Crowdfunding campaign for Stirling Prize winner still needs tens of thousands of pounds
A bid to keep dRMM’s Stirling Prize-winning Hastings Pier in community ownership faces a race against the clock to secure tens of thousands of pounds in funding.
The Friends of Hastings Pier have set themselves a deadline of 9pm tomorrow to raise £500,000 to support their business case for securing the freehold of the pier and supporting its further development – including new dRMM buildings.
As of today the crowdfunding campaign still needs to raise around £100,000 to hit the target. The friends group says the pier could be “sold off to the highest bidder” if it does not get across the line in time.
The business case involves introducing new structures to drive revenue, including a new rooftop canopy for the pier’s Belvedere Deck and the creation of a timber-and-ETFE pavilion building for food, drinks and nightclub uses opposite the pier’s Victorian Pavilion.
Further proposals for developing the pier include sheltered furniture and a mobile bar for the seaward end, which will be kept open to stage events such as music festivals. dRMM said it would contribute its design and planning-application fees towards the friends’ group’s fundraising efforts.
Grade II-listed, Hastings Pier was closed to the public in 2008 following severe storm damage and went on to be virtually destroyed by fire two years later. A subsequent funding drive saw local residents raise around £600,000 to add to a Heritage Lottery Fund grant to bring the structure back into use with a scheme dRMM was picked to design.
FOHP spokeswoman Jess Steele said the group planned to run the pier as a “guardian freeholder” that would lease the pier to a commercial operator.
“In order to protect the pier forever, we are now suggesting that Foreshore Trust becomes the ultimate freeholder and awards a 150-year full repairing peppercorn lease to FOHP Trust which amounts to a ‘virtual freehold’,” she said.
“FOHP Trust will then lease the ‘top’ (deck and above) to a commercial operating company in which it owns 90% of the shares. This is an excellent way of spreading risks and responsibilities to where they are best managed, allocating the commercial responsibility to the operator, the delivery and fundraising responsibility to FOHP Trust, and the long-term ownership responsibility to a stable charity that already owns all the rest of the foreshore.”
However the group says it needs the pledges identified for the move by tomorrow to demonstrate it can fund the pier in the short term.
Despite being the owner of a project that scooped the UK’s most prestigious architecture accolade last year, Hastings Pier Charity went into administration less than a month after dRMM picked up the prize on October 31.
The move followed the failure of its three-year business plan to win the backing of the Heritage Lottery Fund, Hastings Borough Council and East Sussex County Council. The plan had required £800,000 of additional grant funding over three years to “build the pier’s capacity as a venue, a visitor attraction and a place where Hastings residents would regularly visit”.

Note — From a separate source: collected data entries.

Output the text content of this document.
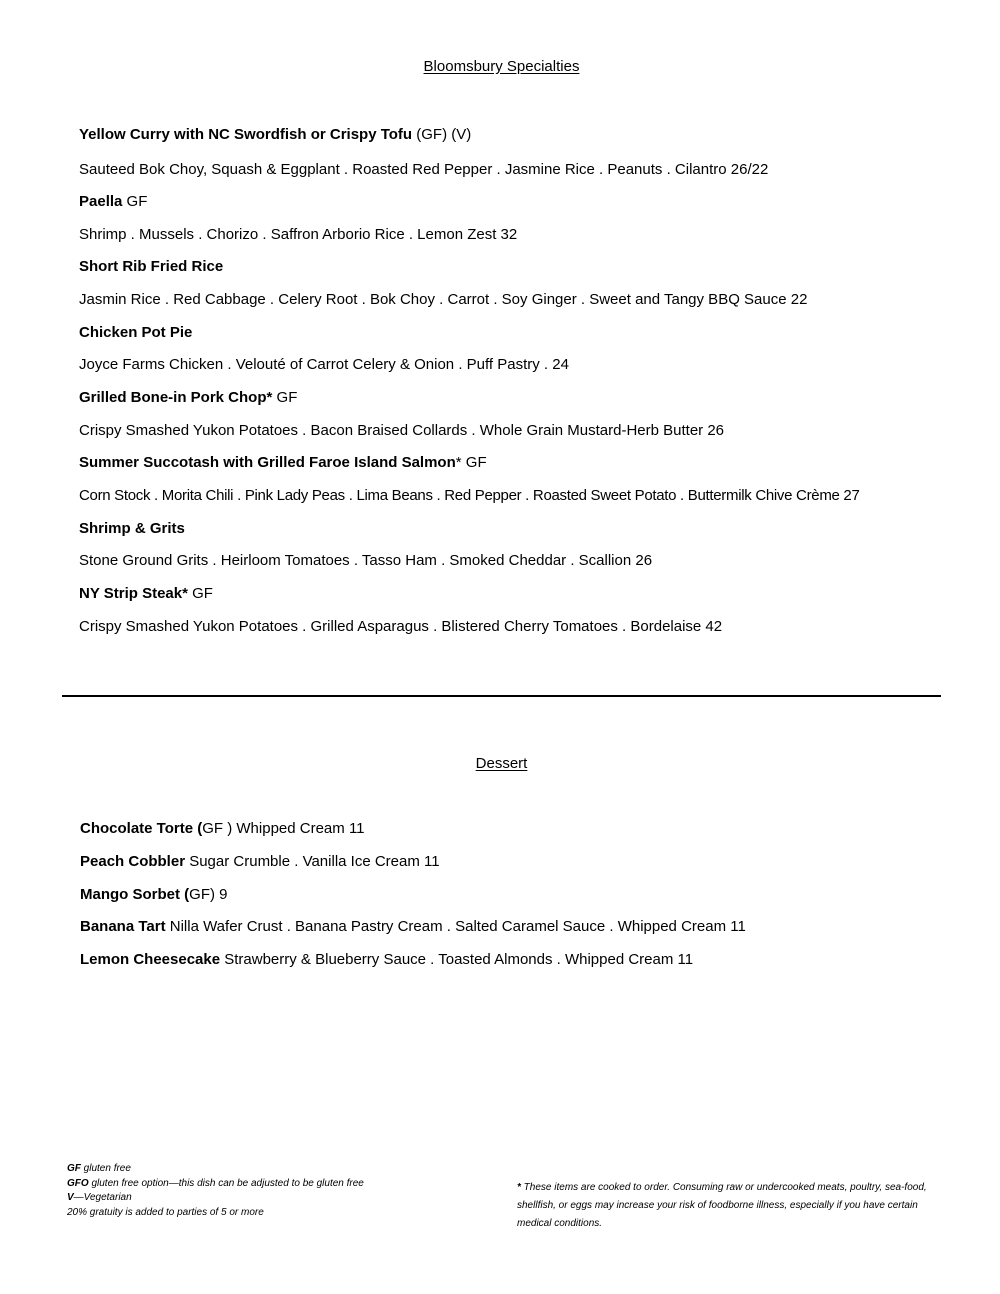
Bloomsbury Specialties
Yellow Curry with NC Swordfish or Crispy Tofu (GF) (V)
Sauteed Bok Choy, Squash & Eggplant . Roasted Red Pepper . Jasmine Rice . Peanuts . Cilantro 26/22
Paella GF
Shrimp . Mussels . Chorizo . Saffron Arborio Rice . Lemon Zest 32
Short Rib Fried Rice
Jasmin Rice . Red Cabbage . Celery Root . Bok Choy . Carrot . Soy Ginger . Sweet and Tangy BBQ Sauce 22
Chicken Pot Pie
Joyce Farms Chicken . Velouté of Carrot Celery & Onion . Puff Pastry . 24
Grilled Bone-in Pork Chop* GF
Crispy Smashed Yukon Potatoes . Bacon Braised Collards . Whole Grain Mustard-Herb Butter 26
Summer Succotash with Grilled Faroe Island Salmon* GF
Corn Stock . Morita Chili . Pink Lady Peas . Lima Beans . Red Pepper . Roasted Sweet Potato . Buttermilk Chive Crème 27
Shrimp & Grits
Stone Ground Grits . Heirloom Tomatoes . Tasso Ham . Smoked Cheddar . Scallion 26
NY Strip Steak* GF
Crispy Smashed Yukon Potatoes . Grilled Asparagus . Blistered Cherry Tomatoes . Bordelaise 42
Dessert
Chocolate Torte (GF ) Whipped Cream 11
Peach Cobbler Sugar Crumble . Vanilla Ice Cream 11
Mango Sorbet (GF) 9
Banana Tart Nilla Wafer Crust . Banana Pastry Cream . Salted Caramel Sauce . Whipped Cream 11
Lemon Cheesecake Strawberry & Blueberry Sauce . Toasted Almonds . Whipped Cream 11
GF gluten free
GFO gluten free option—this dish can be adjusted to be gluten free
V—Vegetarian
20% gratuity is added to parties of 5 or more
* These items are cooked to order. Consuming raw or undercooked meats, poultry, sea-food, shellfish, or eggs may increase your risk of foodborne illness, especially if you have certain medical conditions.
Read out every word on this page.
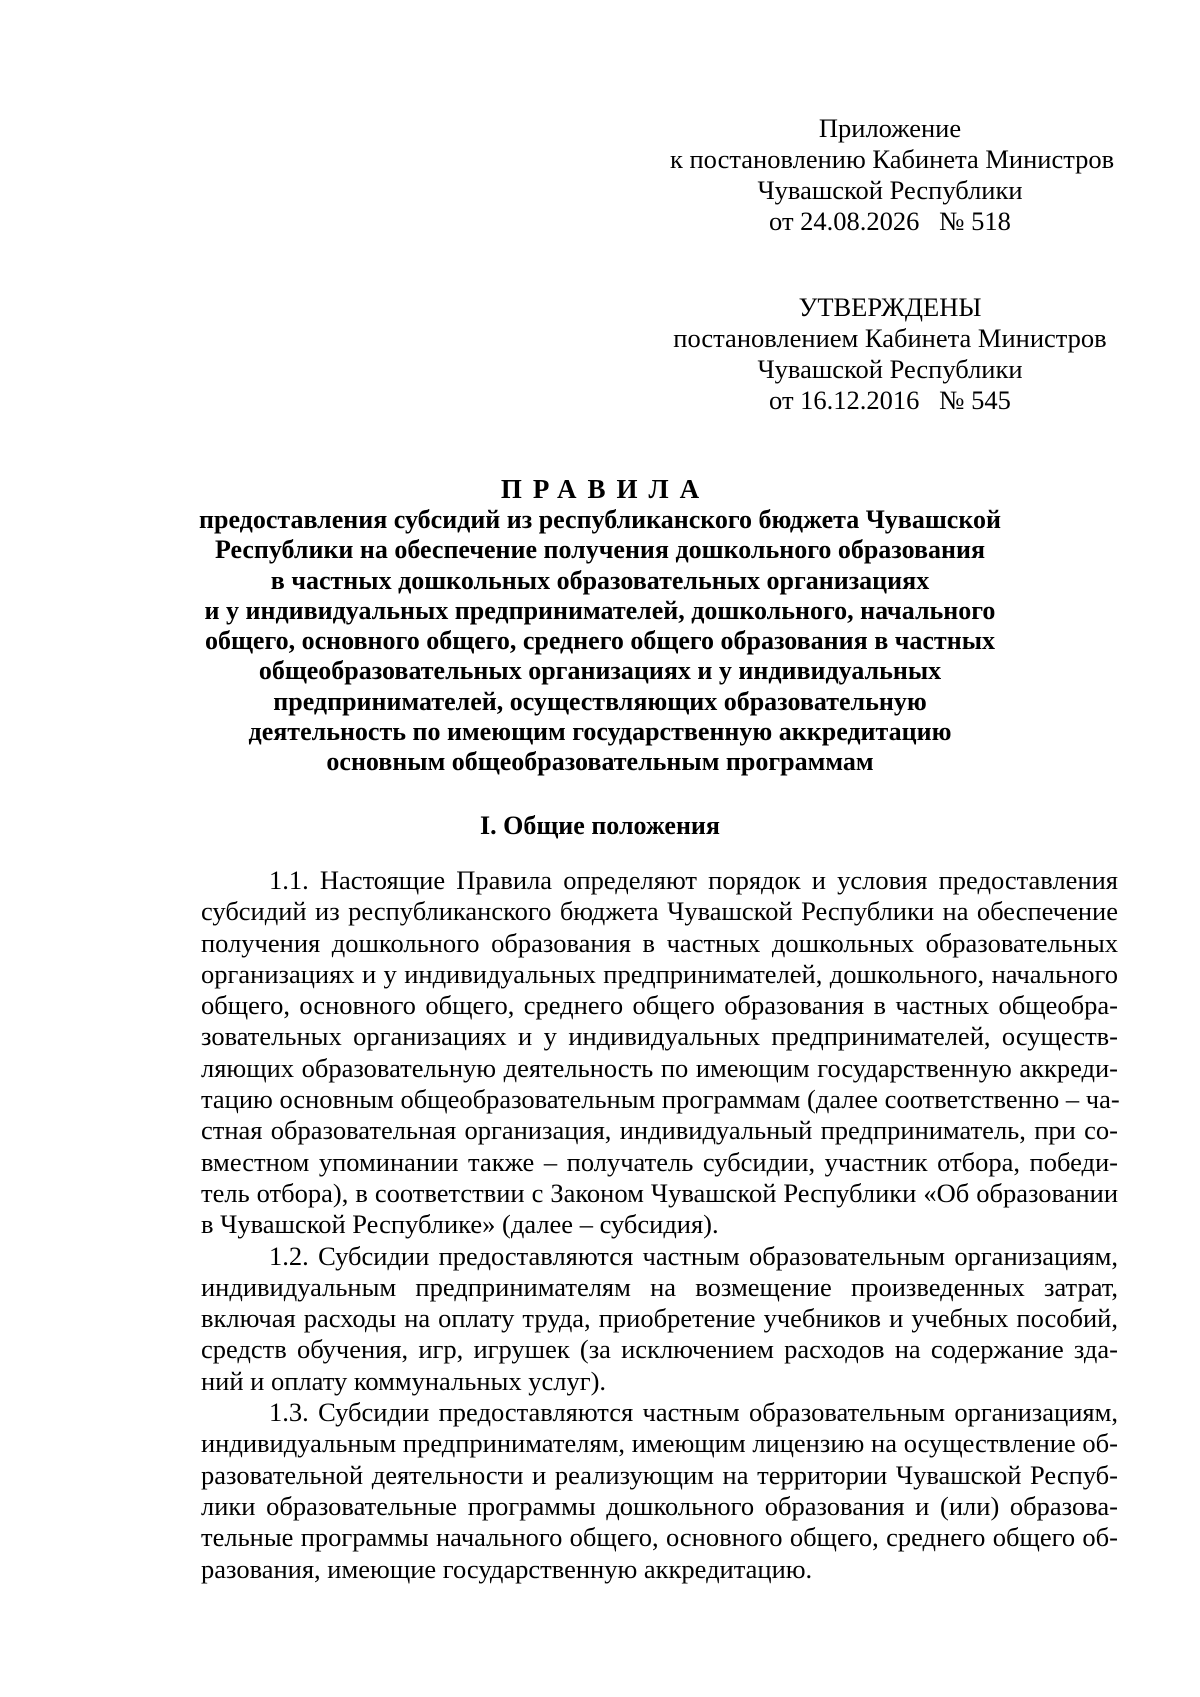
Приложение
к постановлению Кабинета Министров
Чувашской Республики
от 24.08.2026   № 518
УТВЕРЖДЕНЫ
постановлением Кабинета Министров
Чувашской Республики
от 16.12.2016   № 545
ПРАВИЛА
предоставления субсидий из республиканского бюджета Чувашской
Республики на обеспечение получения дошкольного образования
в частных дошкольных образовательных организациях
и у индивидуальных предпринимателей, дошкольного, начального
общего, основного общего, среднего общего образования в частных
общеобразовательных организациях и у индивидуальных
предпринимателей, осуществляющих образовательную
деятельность по имеющим государственную аккредитацию
основным общеобразовательным программам
I. Общие положения
1.1. Настоящие Правила определяют порядок и условия предоставления
субсидий из республиканского бюджета Чувашской Республики на обеспечение
получения дошкольного образования в частных дошкольных образовательных
организациях и у индивидуальных предпринимателей, дошкольного, начального
общего, основного общего, среднего общего образования в частных общеобра-
зовательных организациях и у индивидуальных предпринимателей, осуществ-
ляющих образовательную деятельность по имеющим государственную аккреди-
тацию основным общеобразовательным программам (далее соответственно – ча-
стная образовательная организация, индивидуальный предприниматель, при со-
вместном упоминании также – получатель субсидии, участник отбора, победи-
тель отбора), в соответствии с Законом Чувашской Республики «Об образовании
в Чувашской Республике» (далее – субсидия).
1.2. Субсидии предоставляются частным образовательным организациям,
индивидуальным предпринимателям на возмещение произведенных затрат,
включая расходы на оплату труда, приобретение учебников и учебных пособий,
средств обучения, игр, игрушек (за исключением расходов на содержание зда-
ний и оплату коммунальных услуг).
1.3. Субсидии предоставляются частным образовательным организациям,
индивидуальным предпринимателям, имеющим лицензию на осуществление об-
разовательной деятельности и реализующим на территории Чувашской Респуб-
лики образовательные программы дошкольного образования и (или) образова-
тельные программы начального общего, основного общего, среднего общего об-
разования, имеющие государственную аккредитацию.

The prize-winning first phase of dRMM’s work saw it repair and rebuild the pier’s 19th-century structural ironwork and transform the surviving Victorian Pavilion into a glazed café-bar. It added a visitor centre clad in timber – much of it reclaimed from the original pier and bearing scorch marks. The rest of the pier deck has been left open as an uninterrupted and flexible space for events. Reclaimed timber was used to create the pier’s new furniture, made locally as part of an employment initiative.
RIBA president Ben Derbyshire, who chaired the 2017 Stirling Prize jury, said the pier was “a masterpiece of regeneration and inspiration”.
He said dRMM and the community had “transformed a neglected wreck into a stunning, flexible new pier to delight and inspire visitors and local people”.